In other words, the ballots are going to be counted, and we are going to know with reasonable confidence what the result was. The only question is whether the ballots will be counted only for history, or whether they will count for real.

The other element of Scalia's tortured concurring view that may or may not reflect the views of his four colleagues in the majority who chose not to sign on to his screed, involves his preposterous assertion that George W. Bush would be ''irreparably harmed'' by a recount on an ''erroneous basis'' now that would prevent an ''accurate'' recount on a ''proper basis'' later.

This monstrosity is exposed simply by reporting it: Scalia says it is ''generally agreed'' that each manual recount causes ''degradation'' of the ballots. It is typical of his judicial intemperance that he assumes as true some of the very facts in contention. His focus on the concept of ''irreparable harm'' stems from its status as one of the two grounds for granting the kind of stay that Bush won. We should respect that one of them was satisfied - namely, the court's view that there is a substantial probability that Bush's case will prevail this week on the merits.

But the other has been crudely warped by the majority. The concept of stay traditionally has been issued for something like loss of life, or a home, or a business, before one's legal case can be heard. In this case, Scalia claims it involves harm to Bush, which in a true stretch he extends to ''the country'' - that knowing the count's results would cast that aforementioned cloud over ''his election,'' thus assuming as true still more facts in dispute.

The issuance of the stay could more accurately be said to cause irreparable harm to Gore.

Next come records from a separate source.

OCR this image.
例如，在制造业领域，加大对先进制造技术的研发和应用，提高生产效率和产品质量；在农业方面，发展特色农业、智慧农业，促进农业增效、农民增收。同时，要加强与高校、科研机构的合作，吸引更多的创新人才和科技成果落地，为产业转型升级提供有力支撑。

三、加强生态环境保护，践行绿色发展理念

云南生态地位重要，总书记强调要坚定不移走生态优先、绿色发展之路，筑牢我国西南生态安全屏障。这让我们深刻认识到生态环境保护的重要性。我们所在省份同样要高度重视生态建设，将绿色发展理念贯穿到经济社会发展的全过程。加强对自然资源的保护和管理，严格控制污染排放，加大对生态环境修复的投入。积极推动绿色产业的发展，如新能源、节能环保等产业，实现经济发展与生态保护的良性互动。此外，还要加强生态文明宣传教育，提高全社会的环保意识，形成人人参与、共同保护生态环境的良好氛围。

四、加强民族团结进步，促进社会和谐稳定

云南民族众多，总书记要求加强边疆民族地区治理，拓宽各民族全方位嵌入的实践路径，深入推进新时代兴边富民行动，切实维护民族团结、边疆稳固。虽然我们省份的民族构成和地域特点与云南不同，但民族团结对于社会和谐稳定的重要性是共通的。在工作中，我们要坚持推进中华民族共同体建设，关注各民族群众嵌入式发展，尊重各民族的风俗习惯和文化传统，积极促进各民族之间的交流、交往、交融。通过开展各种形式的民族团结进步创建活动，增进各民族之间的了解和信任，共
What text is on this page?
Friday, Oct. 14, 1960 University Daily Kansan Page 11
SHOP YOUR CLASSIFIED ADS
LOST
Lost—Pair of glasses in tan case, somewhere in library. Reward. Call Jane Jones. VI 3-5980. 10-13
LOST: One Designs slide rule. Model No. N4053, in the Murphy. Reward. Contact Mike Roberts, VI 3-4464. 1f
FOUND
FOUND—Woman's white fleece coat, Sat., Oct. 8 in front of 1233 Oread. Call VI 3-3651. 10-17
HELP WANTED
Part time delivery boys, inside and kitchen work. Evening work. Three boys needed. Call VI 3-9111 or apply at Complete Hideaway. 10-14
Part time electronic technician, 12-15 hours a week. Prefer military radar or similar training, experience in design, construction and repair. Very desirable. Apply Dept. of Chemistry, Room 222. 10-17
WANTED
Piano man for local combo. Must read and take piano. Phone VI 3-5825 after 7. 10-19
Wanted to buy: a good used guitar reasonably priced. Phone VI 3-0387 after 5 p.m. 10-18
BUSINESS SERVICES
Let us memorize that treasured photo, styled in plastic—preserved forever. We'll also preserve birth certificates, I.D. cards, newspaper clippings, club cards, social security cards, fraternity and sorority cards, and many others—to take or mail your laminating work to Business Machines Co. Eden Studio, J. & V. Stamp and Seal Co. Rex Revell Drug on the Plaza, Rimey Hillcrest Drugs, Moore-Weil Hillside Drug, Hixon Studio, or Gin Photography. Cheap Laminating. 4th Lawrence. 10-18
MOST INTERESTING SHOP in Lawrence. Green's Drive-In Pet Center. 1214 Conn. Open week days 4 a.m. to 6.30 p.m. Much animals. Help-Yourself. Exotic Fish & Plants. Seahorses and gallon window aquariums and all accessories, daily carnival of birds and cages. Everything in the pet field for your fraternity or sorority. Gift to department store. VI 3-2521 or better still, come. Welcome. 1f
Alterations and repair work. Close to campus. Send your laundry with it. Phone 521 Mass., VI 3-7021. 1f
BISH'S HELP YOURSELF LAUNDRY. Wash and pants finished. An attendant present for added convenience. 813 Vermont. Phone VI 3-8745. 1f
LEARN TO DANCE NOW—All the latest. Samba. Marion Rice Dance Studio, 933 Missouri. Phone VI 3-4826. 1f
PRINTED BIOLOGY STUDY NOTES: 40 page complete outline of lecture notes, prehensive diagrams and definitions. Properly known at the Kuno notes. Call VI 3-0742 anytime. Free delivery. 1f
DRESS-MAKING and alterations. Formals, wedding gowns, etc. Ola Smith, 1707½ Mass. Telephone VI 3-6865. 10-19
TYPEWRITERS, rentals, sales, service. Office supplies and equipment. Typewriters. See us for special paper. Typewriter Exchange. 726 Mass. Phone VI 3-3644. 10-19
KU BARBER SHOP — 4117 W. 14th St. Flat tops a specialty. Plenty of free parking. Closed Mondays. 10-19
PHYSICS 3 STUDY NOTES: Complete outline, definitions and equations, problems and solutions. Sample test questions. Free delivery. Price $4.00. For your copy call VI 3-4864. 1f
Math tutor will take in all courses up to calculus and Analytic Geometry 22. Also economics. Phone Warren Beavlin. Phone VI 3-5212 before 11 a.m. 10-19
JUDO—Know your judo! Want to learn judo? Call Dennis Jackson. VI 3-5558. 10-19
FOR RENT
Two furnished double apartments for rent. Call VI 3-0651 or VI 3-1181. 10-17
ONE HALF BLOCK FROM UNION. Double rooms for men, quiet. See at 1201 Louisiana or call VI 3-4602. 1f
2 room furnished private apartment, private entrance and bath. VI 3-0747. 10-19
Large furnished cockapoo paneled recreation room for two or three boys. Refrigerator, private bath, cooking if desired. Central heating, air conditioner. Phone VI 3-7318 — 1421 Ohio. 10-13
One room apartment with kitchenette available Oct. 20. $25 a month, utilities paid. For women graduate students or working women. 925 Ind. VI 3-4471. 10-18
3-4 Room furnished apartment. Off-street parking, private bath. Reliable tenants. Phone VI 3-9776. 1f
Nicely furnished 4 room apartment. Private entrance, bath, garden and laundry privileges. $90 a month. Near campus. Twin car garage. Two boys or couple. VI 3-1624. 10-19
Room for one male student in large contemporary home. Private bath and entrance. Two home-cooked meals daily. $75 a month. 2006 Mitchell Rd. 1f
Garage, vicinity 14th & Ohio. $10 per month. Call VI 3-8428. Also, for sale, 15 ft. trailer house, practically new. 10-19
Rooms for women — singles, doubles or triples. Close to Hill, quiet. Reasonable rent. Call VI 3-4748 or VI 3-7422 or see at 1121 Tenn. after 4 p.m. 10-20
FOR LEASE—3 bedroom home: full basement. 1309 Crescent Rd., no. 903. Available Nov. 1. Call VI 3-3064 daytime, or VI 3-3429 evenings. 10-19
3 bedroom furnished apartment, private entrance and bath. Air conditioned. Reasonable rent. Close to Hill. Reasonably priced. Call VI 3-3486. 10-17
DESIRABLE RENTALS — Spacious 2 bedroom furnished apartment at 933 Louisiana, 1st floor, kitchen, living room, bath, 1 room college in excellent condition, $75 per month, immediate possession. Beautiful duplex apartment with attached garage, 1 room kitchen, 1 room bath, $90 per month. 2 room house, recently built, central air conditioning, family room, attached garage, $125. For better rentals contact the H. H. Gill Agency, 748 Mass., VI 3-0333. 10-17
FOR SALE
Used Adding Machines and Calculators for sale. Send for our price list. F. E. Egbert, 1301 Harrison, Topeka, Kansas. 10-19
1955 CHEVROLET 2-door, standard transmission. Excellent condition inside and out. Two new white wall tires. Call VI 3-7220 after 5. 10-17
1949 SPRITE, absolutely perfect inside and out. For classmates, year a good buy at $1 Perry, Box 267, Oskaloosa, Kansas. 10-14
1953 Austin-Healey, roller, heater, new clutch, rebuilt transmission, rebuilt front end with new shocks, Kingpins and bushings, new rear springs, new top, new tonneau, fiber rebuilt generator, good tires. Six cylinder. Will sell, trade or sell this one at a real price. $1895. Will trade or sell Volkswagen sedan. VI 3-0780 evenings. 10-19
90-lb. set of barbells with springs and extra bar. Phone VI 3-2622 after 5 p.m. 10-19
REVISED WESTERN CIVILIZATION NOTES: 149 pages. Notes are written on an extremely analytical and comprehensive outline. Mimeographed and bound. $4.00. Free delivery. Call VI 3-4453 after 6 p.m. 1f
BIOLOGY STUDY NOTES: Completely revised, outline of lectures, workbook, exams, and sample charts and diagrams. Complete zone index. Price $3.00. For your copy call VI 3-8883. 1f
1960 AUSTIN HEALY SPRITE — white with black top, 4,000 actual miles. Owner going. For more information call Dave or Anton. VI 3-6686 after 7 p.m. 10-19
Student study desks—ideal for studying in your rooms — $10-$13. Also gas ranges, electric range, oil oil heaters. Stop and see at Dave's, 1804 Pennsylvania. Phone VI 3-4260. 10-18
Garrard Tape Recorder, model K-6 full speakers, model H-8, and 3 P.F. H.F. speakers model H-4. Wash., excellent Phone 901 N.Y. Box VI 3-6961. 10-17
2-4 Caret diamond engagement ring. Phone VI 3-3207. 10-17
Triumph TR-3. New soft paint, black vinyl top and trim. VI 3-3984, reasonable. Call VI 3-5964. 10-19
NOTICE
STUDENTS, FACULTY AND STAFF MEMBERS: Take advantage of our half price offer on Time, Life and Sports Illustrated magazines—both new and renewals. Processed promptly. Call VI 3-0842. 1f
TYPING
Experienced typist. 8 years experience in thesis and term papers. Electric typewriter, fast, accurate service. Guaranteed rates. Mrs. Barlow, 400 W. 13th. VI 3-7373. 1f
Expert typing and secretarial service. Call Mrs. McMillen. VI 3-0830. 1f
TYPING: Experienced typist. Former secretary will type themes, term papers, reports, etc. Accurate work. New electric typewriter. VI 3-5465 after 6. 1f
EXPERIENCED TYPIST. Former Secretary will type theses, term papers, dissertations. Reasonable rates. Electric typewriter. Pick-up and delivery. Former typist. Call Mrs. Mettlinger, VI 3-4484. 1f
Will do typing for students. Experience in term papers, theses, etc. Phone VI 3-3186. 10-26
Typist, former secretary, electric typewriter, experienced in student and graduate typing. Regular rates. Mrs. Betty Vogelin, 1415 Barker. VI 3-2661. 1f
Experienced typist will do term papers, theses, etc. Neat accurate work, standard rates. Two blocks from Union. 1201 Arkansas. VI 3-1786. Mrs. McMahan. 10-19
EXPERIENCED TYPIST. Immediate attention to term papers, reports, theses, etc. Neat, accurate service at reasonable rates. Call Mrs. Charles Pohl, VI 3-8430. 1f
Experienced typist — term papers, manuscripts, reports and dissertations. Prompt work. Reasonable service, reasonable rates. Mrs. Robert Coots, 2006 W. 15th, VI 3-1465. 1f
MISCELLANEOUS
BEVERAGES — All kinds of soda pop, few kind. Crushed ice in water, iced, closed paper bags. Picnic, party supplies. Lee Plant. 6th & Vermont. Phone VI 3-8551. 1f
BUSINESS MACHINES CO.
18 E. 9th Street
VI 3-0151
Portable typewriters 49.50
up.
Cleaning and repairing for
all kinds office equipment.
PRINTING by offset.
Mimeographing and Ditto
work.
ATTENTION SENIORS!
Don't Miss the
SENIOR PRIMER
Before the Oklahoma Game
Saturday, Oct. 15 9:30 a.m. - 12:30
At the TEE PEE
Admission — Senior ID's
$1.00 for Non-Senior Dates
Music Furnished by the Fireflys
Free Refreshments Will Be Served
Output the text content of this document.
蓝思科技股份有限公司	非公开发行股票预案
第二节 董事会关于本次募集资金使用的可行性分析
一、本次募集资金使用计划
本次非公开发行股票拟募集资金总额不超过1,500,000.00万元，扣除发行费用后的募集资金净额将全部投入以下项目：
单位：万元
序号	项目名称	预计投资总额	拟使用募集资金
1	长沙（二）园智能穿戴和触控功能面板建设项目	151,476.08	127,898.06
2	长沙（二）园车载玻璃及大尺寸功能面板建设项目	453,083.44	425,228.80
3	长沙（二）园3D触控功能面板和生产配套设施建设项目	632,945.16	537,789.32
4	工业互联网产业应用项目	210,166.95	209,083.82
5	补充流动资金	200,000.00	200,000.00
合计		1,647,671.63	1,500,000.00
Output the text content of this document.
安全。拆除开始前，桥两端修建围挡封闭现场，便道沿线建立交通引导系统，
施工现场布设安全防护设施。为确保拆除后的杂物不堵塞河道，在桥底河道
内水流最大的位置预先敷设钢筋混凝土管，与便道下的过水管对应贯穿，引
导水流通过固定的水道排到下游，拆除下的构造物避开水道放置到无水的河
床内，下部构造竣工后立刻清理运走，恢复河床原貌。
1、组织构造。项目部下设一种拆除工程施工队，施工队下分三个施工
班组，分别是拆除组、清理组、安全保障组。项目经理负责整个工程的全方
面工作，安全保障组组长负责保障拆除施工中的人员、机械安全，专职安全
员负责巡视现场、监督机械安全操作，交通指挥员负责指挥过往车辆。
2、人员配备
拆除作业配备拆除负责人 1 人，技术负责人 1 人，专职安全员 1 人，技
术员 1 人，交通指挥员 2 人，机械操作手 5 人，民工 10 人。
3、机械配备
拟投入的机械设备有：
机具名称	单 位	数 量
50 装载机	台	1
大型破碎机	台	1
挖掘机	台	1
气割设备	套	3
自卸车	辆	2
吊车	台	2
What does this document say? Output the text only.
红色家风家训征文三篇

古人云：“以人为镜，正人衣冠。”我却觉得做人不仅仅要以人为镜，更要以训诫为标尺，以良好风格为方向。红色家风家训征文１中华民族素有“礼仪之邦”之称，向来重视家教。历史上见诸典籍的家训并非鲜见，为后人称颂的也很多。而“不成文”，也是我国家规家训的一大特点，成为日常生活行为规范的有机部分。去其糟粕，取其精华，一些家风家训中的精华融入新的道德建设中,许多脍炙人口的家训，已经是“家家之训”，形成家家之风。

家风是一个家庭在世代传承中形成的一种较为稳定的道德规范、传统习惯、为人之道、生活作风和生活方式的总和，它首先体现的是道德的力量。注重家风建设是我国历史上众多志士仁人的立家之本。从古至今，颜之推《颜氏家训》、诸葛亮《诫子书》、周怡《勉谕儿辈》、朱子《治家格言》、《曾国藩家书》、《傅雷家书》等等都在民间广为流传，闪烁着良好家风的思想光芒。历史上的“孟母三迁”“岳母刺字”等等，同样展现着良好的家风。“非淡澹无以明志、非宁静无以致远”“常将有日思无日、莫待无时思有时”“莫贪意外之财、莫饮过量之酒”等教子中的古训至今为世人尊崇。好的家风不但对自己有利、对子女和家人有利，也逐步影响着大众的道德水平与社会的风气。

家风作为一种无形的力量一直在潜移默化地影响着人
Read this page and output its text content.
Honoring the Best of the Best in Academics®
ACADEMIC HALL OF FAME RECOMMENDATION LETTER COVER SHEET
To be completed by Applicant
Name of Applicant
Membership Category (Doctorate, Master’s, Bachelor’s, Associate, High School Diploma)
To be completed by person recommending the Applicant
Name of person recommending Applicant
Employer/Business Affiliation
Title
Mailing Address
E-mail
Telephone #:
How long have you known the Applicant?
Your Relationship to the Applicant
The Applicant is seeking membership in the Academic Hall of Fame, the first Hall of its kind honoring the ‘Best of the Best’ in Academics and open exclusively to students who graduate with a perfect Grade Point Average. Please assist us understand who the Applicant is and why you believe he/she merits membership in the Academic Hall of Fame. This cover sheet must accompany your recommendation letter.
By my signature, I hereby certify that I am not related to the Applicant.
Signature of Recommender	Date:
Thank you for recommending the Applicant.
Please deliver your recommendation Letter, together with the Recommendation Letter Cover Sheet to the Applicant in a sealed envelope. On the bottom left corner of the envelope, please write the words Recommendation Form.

After all, any certification of a recount result favoring him can be stayed pending the court's substantive decision, as the court of appeals in Atlanta wisely ordered before the Supremes blundered in.

The full court could still pull back from its intemperance. Meanwhile, in the guise of playing Big Brother to protect us from the cloud that is truth, Scalia has made that cloud much bigger and blacker.